Let  $a_p$  denote the address of the previous text occurrence (the value is in t4), let  $a_p$  denote the address of the next character to write into the output buffer (the value is in a1), and let L denote the length of the previous occurrence to copy. (Register t5 is  $a_p + L$ .)

COPY\_LOOP44:

```
lw $t0, 0($t4)
sw $t0, 0($a1)
addi $t4, $t4, 4
bne $t4, $t5, COPY_LOOP44
addi $a1, $a1, 4
j LOOP
nop
```

(a) In terms of  $a_p$ ,  $a_o$ , and L, specify the conditions under which the loop above will run correctly. Also show that the loop would work for about only 1 out of 64 copies assuming that the values of  $a_p$ ,  $a_o$ , and L, are uniformly distributed over some large range.
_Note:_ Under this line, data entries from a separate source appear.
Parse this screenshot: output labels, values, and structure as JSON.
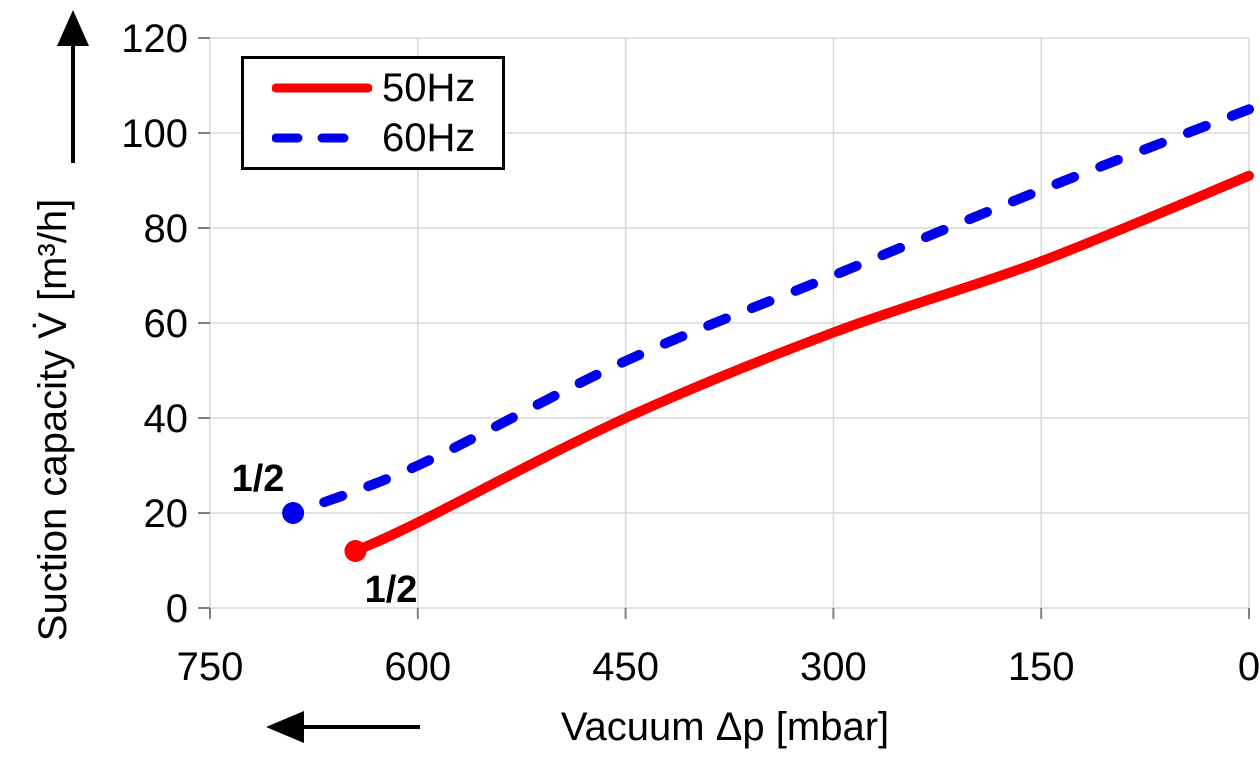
{
  "chart_data": {
    "type": "line",
    "xlabel": "Vacuum Δp [mbar]",
    "ylabel": "Suction capacity V̇ [m³/h]",
    "x_axis": {
      "min": 0,
      "max": 750,
      "reversed": true,
      "ticks": [
        750,
        600,
        450,
        300,
        150,
        0
      ]
    },
    "y_axis": {
      "min": 0,
      "max": 120,
      "ticks": [
        0,
        20,
        40,
        60,
        80,
        100,
        120
      ]
    },
    "grid": true,
    "legend": {
      "position": "top-left",
      "entries": [
        "50Hz",
        "60Hz"
      ]
    },
    "series": [
      {
        "name": "50Hz",
        "color": "#ff0000",
        "line_style": "solid",
        "start_marker": true,
        "points": [
          [
            645,
            12
          ],
          [
            600,
            18
          ],
          [
            450,
            40
          ],
          [
            300,
            58
          ],
          [
            150,
            73
          ],
          [
            0,
            91
          ]
        ]
      },
      {
        "name": "60Hz",
        "color": "#0000ee",
        "line_style": "dashed",
        "start_marker": true,
        "points": [
          [
            690,
            20
          ],
          [
            600,
            30
          ],
          [
            450,
            52
          ],
          [
            300,
            70
          ],
          [
            150,
            88
          ],
          [
            0,
            105
          ]
        ]
      }
    ],
    "annotations": [
      {
        "label": "1/2",
        "series": "60Hz",
        "color": "#0000ee"
      },
      {
        "label": "1/2",
        "series": "50Hz",
        "color": "#ff0000"
      }
    ]
  },
  "icons": {
    "y_axis_direction": "arrow-up-icon",
    "x_axis_direction": "arrow-left-icon"
  },
  "colors": {
    "background": "#ffffff",
    "grid": "#d9d9d9",
    "tick": "#808080",
    "text": "#000000",
    "legend_border": "#000000"
  }
}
For this part don't assume any special code added before or after.

(b) Suppose one added prologue code before the loop to copy the first few characters and epilogue code after the loop to copy the last few characters, with the goal of being able to use the loop for more than  $\frac{1}{64}$  th (or  $\frac{100}{64}$ %) of copies. In terms of  $a_p$ ,  $a_o$ , and L, specify the conditions under which the loop will run correctly and

show that the fraction of copies that the loop can handle is about  $\frac{1}{4}$ .

Also show the number of characters that should be copied by the prologue code and the number of characters that should be copied by the epilogue code.